With the body clearly reasserting its control, the night was one of broken sleep and a slightly elevated sleeping position, along with some out of the norm trips to the loo.  Today I've felt pretty much washed out, although the stomach seems to have settled back nicely.


So, lesson learnt, and it is one my Mum would have told me probably many times as I was growing up - too much of a good thing is bad for you.  Last night proved that to me.


On the upside, this little wake-up call does mean that Easter will last longer for me this year as the chocolate will be effectively rationed.  


And of course, I've been reminded that things aren't what they were and I still need to take things a little more cautiously than I may think I do. 


Now, where are the jet planes?

Monday, March 21, 2011

The Toad Still Rocks

Some good news, Toad In The Hole is still a viable meal alternative.  Sure, it requires some contribution from gravy, but that is an acceptable situation.
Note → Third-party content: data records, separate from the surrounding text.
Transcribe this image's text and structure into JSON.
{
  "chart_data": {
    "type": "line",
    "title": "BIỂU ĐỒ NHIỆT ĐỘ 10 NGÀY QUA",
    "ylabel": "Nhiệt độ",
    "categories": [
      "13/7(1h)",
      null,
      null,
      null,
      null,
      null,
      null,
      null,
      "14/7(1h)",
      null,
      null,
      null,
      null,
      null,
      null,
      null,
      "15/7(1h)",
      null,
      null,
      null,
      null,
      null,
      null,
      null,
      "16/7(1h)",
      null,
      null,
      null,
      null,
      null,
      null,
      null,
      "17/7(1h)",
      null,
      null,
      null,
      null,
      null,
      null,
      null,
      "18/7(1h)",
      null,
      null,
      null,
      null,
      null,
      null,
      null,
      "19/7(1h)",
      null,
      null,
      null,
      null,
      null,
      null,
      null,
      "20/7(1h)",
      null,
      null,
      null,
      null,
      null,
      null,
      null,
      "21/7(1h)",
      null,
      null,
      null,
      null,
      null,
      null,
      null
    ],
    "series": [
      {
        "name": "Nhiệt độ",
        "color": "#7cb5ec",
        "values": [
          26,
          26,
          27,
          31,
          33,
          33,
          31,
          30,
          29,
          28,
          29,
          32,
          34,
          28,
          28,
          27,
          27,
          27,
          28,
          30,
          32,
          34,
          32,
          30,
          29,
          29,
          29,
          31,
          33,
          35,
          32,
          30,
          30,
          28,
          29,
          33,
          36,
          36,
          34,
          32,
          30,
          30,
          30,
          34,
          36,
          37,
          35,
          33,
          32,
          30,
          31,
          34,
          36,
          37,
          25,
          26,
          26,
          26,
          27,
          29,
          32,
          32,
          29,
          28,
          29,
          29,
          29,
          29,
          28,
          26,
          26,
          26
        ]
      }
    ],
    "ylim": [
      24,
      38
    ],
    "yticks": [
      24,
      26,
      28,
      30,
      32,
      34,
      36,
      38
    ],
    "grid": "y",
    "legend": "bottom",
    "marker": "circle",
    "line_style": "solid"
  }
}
Interestingly, some other foods are becoming less effort as well over time.  For example, potatoes of the non-mashed variety (roasted, fried chunks) are certainly less of a challenge than they were a month or so ago.  The processed potato (chips, wedges) are still very much hit and miss.  Seems if they are "natural", they offer less resistance.


Had a full on week at work last week, and it took its toll over the weekend when I finally "stopped".  The last couple of weekends have seen me returning to "normal" type activities - sorting out the shed, lawns, washing car, housework, etc.  This weekend, I did some of those things on Saturday, but crashed on Sunday.  I just had no energy and "wasted" a reasonable day weather wise.


Despite saying I'm going to pace myself, it has been really hard to do that lately with the workload.  I still see it as a positive thing that I acknowledge the issue and I'm not letting it go, but just have to keep chipping away at it to get it more under my control again.


I'm walking with Ruth S and her new puppy (Jethro) a couple of times a week now as well, and normally an hour at a time, so that is helping the rebuilding of energy levels.


All in all, things are continuing to improve.